*ADÃO RIBEIRO
Na última quinta-feira, o portal G1 publicou a reportagem de uma mulher de 41 anos, presa dia 29 de setembro por furtar dois pacotinhos de macarrão instantâneo, um refrigerante de 600 ml e um suco em pó em supermercado da Vila Marina, São Paulo. Detida em flagrante pela Polícia Militar ao tentar fugir, ainda machucou a testa e teve que ser medicada em um posto de saúde antes de ir para o xadrez. Total do furto frustrado: R$ 21,69.
Posteriormente ao flagrante, a mulher foi levada para a chamada audiência de custódia, diante de uma juíza, quando a sua prisão em flagrante foi convertida em prisão preventiva, sob o argumento de que tinha outros furtos no currículo. Continuava presa, mesmo com a intervenção da defesa lembrando que ela tem cinco filhos para cuidar, sendo o mais velho com 16 e o mais novo com apenas 2 anos de vida.
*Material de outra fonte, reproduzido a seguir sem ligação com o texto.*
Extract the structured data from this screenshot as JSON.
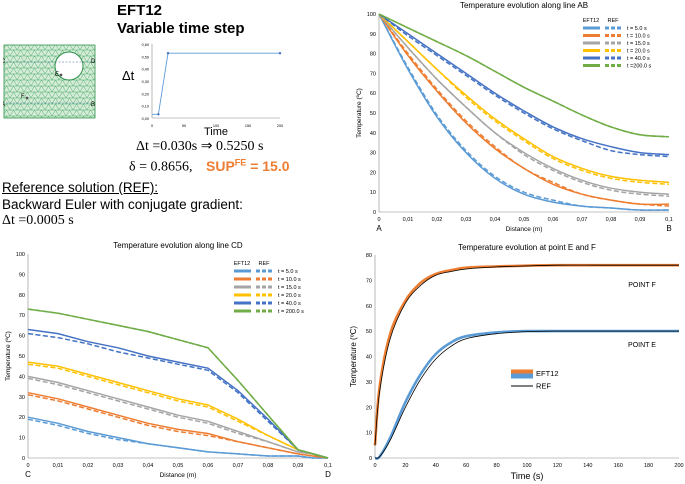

Tudo isso já é chocante e confuso, mas vai piorar. A mulher afirmou no momento da prisão que “roubou” porque estava com fome. De fato, trata-se de um furto famélico, como ouvi de um delegado de Paranavaí em certa oportunidade, quando um desvalido foi preso por furtar dois pacotinhos de tempero daquela marca famosa (É o amor…).
Essa visão é a mesma da defesa da mulher, que cita uma decisão do Supremo Tribunal Federal (STF), reconhecendo a ilegalidade da prisão por valor irrisório, o chamado princípio da insignificância ou estado de necessidade.
Deixando de lado o juridiquês, a vida prática nos mostra que essa mulher é tanto infratora quanto vítima. Ela é parte dos 19 milhões de pessoas que passam fome no Brasil, uma situação agravada pela pandemia de Covid-19 e pela omissão das políticas governamentais que não levam em conta o estado de exceção vivido atualmente.
A miséria absoluta dessa gente e a precariedade dos mais de 125 milhões em insegurança alimentar, requerem um novo olhar das autoridades e também da sociedade. Sem entrar no mérito da causa da infeliz detida por conta do miojo furtado, o cenário nos mostra que o País convive calmamente com pesos distintos para infrações previstas na mesma lei.
Como esquecer os milhões de dólares do ministro da Economia, que repousam confortavelmente em um paraíso fiscal e se valorizam todos os dias com a acelerada desvalorização do Real? De saída, seus dólares não são ilegais e têm previsão em lei, mas a política requer postura diferente. Afinal, se o ministro conduz a economia com competência, deveria deixar seus dólares na “Terra Brasilis”. Talvez (e só talvez), com o reforço desse dinheiro, a mulher encontrasse um emprego e desistisse de pegar o Tang alheio.
Resumindo a nossa conversa, no Brasil a coisa continua assim para os despossuídos: Macarrão mole; cana dura.